Students at charter schools in the city outperformed their peers at public schools on statewide exams in both English Language Arts and math for grades three to eight in the 2016 to 2017 school year, according to the state Department of Education.
And black charter school students outshone their white counterparts on both tests for the first time.
James Merriman, CEO of the New York City Charter School Center, was not surprised.
“As has been true for more than a decade, charter school students continue to lead the way,” Merriman said. “Charter students outperformed their district counterparts not only in the percent of children passing, but also in growth year over year.”
A score of four indicates a student excels at a subject, three means a student is proficient in math or English, a two shows partial proficiency and a one depicts a lack of proficiency, according to Jonathan Burman, a representative of the DOE.

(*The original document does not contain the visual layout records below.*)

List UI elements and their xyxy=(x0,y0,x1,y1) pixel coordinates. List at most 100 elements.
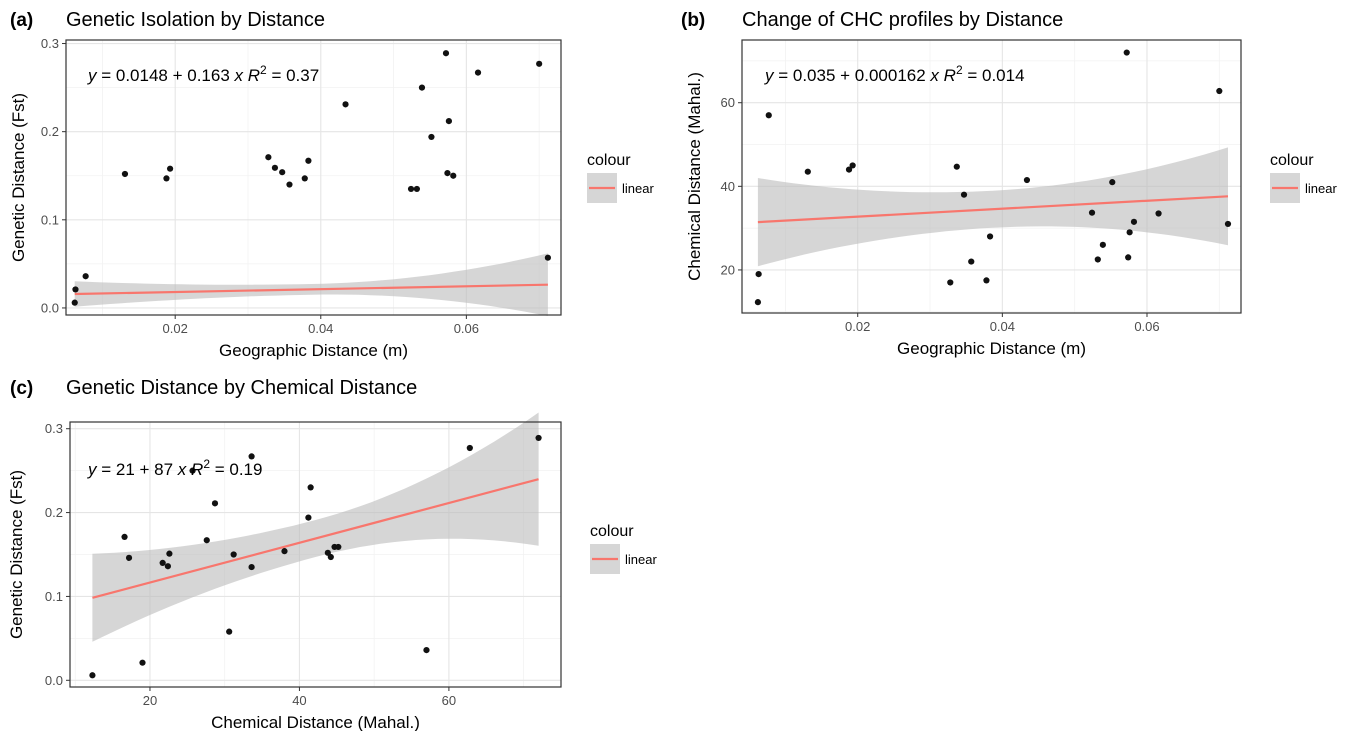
x-tick-label: 0.02 xyxy=(163,321,188,336)
data-point xyxy=(279,169,286,176)
y-tick-label: 0.0 xyxy=(41,300,59,315)
legend-title: colour xyxy=(590,523,634,540)
panel-letter: (b) xyxy=(681,10,705,31)
y-tick-label: 60 xyxy=(721,95,735,110)
data-point xyxy=(139,659,146,666)
data-point xyxy=(1109,179,1116,186)
legend: colour linear xyxy=(587,152,654,203)
data-point xyxy=(305,514,312,521)
data-point xyxy=(755,271,762,278)
data-point xyxy=(248,563,255,571)
data-point xyxy=(968,258,975,265)
plot-border xyxy=(65,39,562,316)
data-point xyxy=(189,467,196,474)
data-point xyxy=(1130,218,1138,225)
y-tick-label: 0.3 xyxy=(41,36,59,51)
data-point xyxy=(166,165,174,172)
data-point xyxy=(754,299,762,306)
data-point xyxy=(953,163,960,170)
data-point xyxy=(166,550,173,557)
x-tick-label: 40 xyxy=(292,693,306,708)
data-point xyxy=(845,166,853,173)
x-tick-label: 20 xyxy=(143,693,157,708)
data-point xyxy=(307,484,314,491)
data-point xyxy=(960,191,968,198)
y-tick-label: 0.2 xyxy=(45,505,63,520)
data-point xyxy=(1155,210,1162,217)
x-tick-label: 0.06 xyxy=(454,321,479,336)
x-tick-label: 0.02 xyxy=(845,319,870,334)
data-point xyxy=(765,112,772,119)
data-point xyxy=(1099,241,1106,248)
panel-b: (b) Change of CHC profiles by Distance 0.0… xyxy=(681,9,1337,358)
data-point xyxy=(1216,87,1223,95)
data-point xyxy=(89,672,96,679)
data-point xyxy=(335,543,342,551)
data-point xyxy=(271,164,279,171)
regression-equation: y = 0.035 + 0.000162 x R2 = 0.014 xyxy=(764,63,1025,85)
data-point xyxy=(265,154,272,161)
data-point xyxy=(230,551,237,558)
legend: colour linear xyxy=(590,523,657,574)
data-point xyxy=(125,554,133,561)
data-point xyxy=(849,162,856,169)
legend-title: colour xyxy=(1270,152,1314,169)
data-point xyxy=(947,279,954,286)
data-point xyxy=(72,286,79,293)
data-point xyxy=(121,170,129,178)
y-tick-label: 0.3 xyxy=(45,421,63,436)
panel-letter: (a) xyxy=(10,10,33,31)
y-axis-title: Genetic Distance (Fst) xyxy=(7,470,26,639)
data-point xyxy=(163,175,170,182)
regression-equation: y = 0.0148 + 0.163 x R2 = 0.37 xyxy=(87,63,319,85)
data-point xyxy=(544,254,551,261)
data-point xyxy=(248,453,255,460)
data-point xyxy=(1023,176,1031,184)
data-point xyxy=(474,69,482,76)
data-point xyxy=(301,175,308,182)
x-axis-title: Chemical Distance (Mahal.) xyxy=(211,713,420,731)
data-point xyxy=(1224,220,1232,228)
data-point xyxy=(286,181,293,188)
y-tick-label: 0.1 xyxy=(41,212,59,227)
legend-label: linear xyxy=(625,552,657,567)
data-point xyxy=(121,533,128,540)
data-point xyxy=(281,548,288,555)
legend-title: colour xyxy=(587,152,631,169)
x-tick-label: 0.04 xyxy=(308,321,333,336)
data-point xyxy=(536,60,543,67)
x-axis-title: Geographic Distance (m) xyxy=(219,341,408,360)
data-point xyxy=(445,117,452,125)
data-point xyxy=(164,563,172,570)
y-axis-title: Chemical Distance (Mahal.) xyxy=(685,72,704,281)
data-point xyxy=(535,434,542,442)
regression-line xyxy=(74,283,548,296)
chart-title: Change of CHC profiles by Distance xyxy=(742,9,1063,31)
y-tick-label: 0.0 xyxy=(45,673,63,688)
data-point xyxy=(444,169,451,177)
chart-title: Genetic Distance by Chemical Distance xyxy=(66,377,417,399)
confidence-band xyxy=(74,253,548,316)
data-point xyxy=(1088,209,1096,216)
panel-c: (c) Genetic Distance by Chemical Distance… xyxy=(7,377,657,731)
regression-line xyxy=(757,195,1229,224)
panel-a: (a) Genetic Isolation by Distance 0.02 0.04… xyxy=(9,9,654,360)
x-tick-label: 60 xyxy=(442,693,456,708)
regression-equation: y = 21 + 87 x R2 = 0.19 xyxy=(87,457,262,479)
data-point xyxy=(305,157,312,164)
data-point xyxy=(327,553,334,561)
data-point xyxy=(342,101,349,108)
data-point xyxy=(226,628,233,635)
legend-label: linear xyxy=(622,181,654,196)
data-point xyxy=(1125,254,1132,261)
data-point xyxy=(442,50,450,57)
y-axis-title: Genetic Distance (Fst) xyxy=(9,93,28,262)
regression-line xyxy=(92,478,539,599)
data-point xyxy=(986,233,994,240)
y-tick-label: 0.1 xyxy=(45,589,63,604)
data-point xyxy=(203,537,210,544)
data-point xyxy=(423,647,430,654)
data-point xyxy=(211,500,219,507)
data-point xyxy=(407,185,415,193)
data-point xyxy=(82,273,89,280)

Charter students scored 48.2 percent proficiency on ELA tests, while public school students had 40.6 percent proficiency scores. This is a 7.6 percent difference in skill. The difference in math was even wider. Charter students had a 51.7 percent proficiency score on the subject and district students had a 37.8 percent score. That is a 13.9 percent disparity, according to NYC Charter’s analysis of the DOE test score assessment.
There were significant gaps in terms of aptitude in math and English when it came to some minority students, according to the NYC Charter study of the DOE results.
“The differences are even wider when comparing the performance of NYC black and Hispanic students to their counterparts in district schools,” Merriman said.
In math black charter school students had a 51.3 proficiency level and a 48.3 percent level in English. In comparison, their counterparts had a 20.7 percent proficiency level in math and a 28.9 percent proficiency level in ELA, according to the study. That is a 30.6 percent difference in math and a 19.4 percent difference in English.
Hispanics had a 48.5 percent proficiency level in math and 45 percent proficiency level in ELA, according to the study. Their district counterparts scored 23.2 lower in math and 15.3 percent lower in English. This means district students had a 25.3 percent aptitude in math and a 29.7 percent aptitude in English.
“For the first time, black New York City charter school students outperformed white test takers statewide in both ELA and math,” Merriman said.
Black charter students scored 48.3 percent in ELA and 51.3 percent in math, according to the study. White students scored 47.1 percent in ELA and 50.4 percent in math.
“We congratulate the hardworking students, teachers, leaders and families in NYC charter schools,” Merriman said.